さらにロープトリック効果がよく見えるアングルの映像も。ここではさらに、火球と同心円で広がる衝撃波と、地面に跳ね返って火球の方へと戻る衝撃波の様子を見ることもできます。

Operation Teapot - Turk 28112 - YouTube


こちらは「タルク」の一つ前、1955年3月1日に実施された核実験「テスラ」(Tesla)の映像。核出力43キロトンだった「タルク」に比べ、「テスラ」は7キロトンと小ぶりなものとなっています。

Operation Teapot - Tesla 28641 - YouTube


この映像は、1953年にネバダ核実験場で実施された核実験計画「アップショット・ノットホール作戦」の一部で、同年3月31日に実施された「ルース」(Ruth)のもの。リバモア研究所が実施した最初の実験で、核出力0.2キロトンという水素化ウラン爆弾でしたが、不完全核爆発の失敗に終わったものとのこと。

Operation Upshot-Knothole - Ruth 17208 - YouTube


このカラーの映像は、1958年の「ハードタック作戦」の中で、同年5月21日にビキニ環礁で実施された「ナツメグ」(Nutmeg)のもの。爆発の衝撃でできたきのこ雲がものすごい勢いで広がる様子が捉えられています。

Operation Hardtack-1 - Nutmeg 51538 - YouTube


こちらは1956年の「レッドウィング作戦」の中で、6月13日に行われた核出力1.49キロトンの核爆弾「キカプー」(Kickapoo)の爆発の様子。
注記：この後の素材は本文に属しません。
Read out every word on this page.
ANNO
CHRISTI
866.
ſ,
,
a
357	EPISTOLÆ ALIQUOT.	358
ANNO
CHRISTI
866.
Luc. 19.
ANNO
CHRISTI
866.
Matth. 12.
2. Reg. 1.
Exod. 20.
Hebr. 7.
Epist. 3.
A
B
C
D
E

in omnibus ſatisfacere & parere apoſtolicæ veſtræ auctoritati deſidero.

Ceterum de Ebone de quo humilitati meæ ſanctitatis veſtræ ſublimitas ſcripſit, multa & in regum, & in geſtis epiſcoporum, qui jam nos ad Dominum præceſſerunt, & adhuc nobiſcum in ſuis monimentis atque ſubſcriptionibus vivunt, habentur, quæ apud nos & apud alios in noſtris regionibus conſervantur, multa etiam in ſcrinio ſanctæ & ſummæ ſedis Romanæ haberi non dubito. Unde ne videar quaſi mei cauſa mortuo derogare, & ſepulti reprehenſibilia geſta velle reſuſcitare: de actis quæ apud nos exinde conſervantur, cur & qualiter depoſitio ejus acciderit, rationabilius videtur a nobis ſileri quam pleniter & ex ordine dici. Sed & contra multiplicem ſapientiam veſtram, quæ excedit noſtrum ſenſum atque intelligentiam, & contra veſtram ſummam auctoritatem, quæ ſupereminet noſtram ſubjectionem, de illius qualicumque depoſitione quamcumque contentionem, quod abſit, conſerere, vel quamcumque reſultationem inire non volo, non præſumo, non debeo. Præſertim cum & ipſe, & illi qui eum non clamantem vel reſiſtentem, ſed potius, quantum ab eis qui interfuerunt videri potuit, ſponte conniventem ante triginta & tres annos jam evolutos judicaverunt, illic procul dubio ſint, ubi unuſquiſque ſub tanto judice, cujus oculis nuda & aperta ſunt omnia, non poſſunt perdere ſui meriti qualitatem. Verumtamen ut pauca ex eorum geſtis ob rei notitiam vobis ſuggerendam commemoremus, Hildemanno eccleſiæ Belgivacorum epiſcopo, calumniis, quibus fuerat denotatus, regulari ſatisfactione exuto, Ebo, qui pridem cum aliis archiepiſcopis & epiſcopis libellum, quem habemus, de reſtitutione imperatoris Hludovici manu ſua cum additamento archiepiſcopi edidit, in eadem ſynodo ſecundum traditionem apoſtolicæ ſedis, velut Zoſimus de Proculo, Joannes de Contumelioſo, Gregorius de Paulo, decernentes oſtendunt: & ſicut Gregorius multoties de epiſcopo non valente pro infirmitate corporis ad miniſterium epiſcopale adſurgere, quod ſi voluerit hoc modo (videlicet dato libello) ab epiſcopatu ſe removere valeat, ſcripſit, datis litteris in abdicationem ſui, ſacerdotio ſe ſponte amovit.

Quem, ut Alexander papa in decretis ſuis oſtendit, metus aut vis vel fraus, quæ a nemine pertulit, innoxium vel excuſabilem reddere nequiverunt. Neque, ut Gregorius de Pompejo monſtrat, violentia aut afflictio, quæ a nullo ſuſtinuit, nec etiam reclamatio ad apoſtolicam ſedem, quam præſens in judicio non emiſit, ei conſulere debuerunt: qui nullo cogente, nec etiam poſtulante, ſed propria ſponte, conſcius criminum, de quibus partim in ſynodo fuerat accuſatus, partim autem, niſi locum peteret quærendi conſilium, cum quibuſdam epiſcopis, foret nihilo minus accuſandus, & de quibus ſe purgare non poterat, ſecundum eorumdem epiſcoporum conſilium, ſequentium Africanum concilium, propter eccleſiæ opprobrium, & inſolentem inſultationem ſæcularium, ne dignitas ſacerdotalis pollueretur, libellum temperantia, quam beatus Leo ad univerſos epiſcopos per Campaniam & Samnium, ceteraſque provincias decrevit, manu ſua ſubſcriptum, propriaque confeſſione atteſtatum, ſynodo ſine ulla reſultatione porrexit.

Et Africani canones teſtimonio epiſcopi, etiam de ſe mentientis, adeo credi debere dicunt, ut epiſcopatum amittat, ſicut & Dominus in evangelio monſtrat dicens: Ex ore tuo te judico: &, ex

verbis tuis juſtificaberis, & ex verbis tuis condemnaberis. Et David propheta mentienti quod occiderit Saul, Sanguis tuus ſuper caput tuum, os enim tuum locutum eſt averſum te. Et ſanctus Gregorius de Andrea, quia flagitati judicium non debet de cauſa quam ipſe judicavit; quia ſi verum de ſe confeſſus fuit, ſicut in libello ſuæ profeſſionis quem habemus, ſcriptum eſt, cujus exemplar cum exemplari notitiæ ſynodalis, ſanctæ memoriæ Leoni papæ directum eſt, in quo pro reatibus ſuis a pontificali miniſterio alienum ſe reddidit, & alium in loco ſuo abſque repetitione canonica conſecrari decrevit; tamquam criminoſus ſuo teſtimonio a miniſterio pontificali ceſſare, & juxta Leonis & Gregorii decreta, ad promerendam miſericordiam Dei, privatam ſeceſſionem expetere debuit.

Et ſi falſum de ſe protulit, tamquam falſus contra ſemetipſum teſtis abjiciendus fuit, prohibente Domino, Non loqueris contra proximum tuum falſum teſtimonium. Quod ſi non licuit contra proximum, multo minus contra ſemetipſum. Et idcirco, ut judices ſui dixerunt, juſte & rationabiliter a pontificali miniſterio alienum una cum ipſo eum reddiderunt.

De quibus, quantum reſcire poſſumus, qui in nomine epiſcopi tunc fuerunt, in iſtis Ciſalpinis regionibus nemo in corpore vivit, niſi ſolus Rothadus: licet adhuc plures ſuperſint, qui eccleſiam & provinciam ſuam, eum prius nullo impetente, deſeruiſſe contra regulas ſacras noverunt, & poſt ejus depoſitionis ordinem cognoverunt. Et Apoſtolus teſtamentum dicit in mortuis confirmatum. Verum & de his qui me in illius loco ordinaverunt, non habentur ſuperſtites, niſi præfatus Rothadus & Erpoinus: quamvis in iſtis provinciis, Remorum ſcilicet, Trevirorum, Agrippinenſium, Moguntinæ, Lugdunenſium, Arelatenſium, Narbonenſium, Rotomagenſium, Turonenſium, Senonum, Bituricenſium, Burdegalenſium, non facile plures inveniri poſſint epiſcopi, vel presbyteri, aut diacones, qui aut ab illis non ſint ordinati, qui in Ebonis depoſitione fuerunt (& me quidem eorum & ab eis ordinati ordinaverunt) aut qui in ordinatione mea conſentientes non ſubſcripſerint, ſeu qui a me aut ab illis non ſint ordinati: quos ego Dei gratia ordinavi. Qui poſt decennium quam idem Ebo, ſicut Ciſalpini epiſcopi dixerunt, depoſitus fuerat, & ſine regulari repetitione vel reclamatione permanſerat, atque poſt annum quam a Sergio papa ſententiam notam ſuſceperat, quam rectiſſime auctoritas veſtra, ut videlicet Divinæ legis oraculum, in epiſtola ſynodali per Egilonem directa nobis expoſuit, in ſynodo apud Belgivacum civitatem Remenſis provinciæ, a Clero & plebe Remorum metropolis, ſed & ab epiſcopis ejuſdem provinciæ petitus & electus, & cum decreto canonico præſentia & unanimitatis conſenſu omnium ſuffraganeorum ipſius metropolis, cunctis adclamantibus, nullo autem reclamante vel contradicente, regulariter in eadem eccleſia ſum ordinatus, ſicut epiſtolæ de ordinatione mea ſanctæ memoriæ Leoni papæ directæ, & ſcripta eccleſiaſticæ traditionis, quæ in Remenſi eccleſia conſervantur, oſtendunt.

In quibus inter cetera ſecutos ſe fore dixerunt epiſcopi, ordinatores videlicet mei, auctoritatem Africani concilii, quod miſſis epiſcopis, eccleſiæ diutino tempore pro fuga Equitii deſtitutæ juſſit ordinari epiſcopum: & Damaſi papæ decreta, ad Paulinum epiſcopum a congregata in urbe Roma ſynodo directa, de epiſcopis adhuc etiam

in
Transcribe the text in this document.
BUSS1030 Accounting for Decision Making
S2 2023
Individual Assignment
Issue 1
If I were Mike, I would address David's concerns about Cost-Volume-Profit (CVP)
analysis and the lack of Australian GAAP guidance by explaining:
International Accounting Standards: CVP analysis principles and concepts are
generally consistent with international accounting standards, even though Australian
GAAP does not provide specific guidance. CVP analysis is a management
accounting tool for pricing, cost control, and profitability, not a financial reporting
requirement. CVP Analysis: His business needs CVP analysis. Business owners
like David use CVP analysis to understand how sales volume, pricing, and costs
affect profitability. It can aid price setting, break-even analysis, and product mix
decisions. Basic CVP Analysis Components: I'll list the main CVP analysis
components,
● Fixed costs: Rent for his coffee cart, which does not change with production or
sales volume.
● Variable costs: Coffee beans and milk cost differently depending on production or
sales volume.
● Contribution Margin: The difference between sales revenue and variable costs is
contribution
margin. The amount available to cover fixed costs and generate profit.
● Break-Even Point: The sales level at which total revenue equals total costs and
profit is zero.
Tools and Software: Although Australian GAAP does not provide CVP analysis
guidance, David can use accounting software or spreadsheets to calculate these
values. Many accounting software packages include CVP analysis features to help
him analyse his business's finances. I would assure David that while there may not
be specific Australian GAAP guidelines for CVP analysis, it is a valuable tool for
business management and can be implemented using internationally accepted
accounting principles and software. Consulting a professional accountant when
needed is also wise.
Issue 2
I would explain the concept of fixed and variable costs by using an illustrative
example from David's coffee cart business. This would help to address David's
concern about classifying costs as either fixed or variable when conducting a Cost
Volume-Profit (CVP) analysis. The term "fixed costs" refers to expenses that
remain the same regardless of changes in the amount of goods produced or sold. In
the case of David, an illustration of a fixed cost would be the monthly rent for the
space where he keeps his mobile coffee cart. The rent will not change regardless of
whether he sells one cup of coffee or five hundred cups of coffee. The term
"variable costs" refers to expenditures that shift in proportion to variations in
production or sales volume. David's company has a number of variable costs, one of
Operation Redwing - Kickapoo 35735 - YouTube


1963年には、アメリカ・イギリス・ソ連の間で地下を除く大気圏内、宇宙空間および水中における核爆発を伴う実験を禁止する部分的核実験禁止条約が結ばれました。その前年となる1962年に実施された核実験「ドミニク作戦」で行われた、8.3メガトン規模の核爆弾「ホーサトニック」(Housatonic)の実験の様子。巨大な火球が上空で膨らむ様子には、戦慄をおぼえます。

Operation Dominic - Housatonic 120256 - YouTube


なお、ローレンス・リバモア国立研究所では今後数年かけてさらにフィルムの保存と公開を行う予定とのことで、今後も誰も見たことがない映像が明らかにされる可能性があります。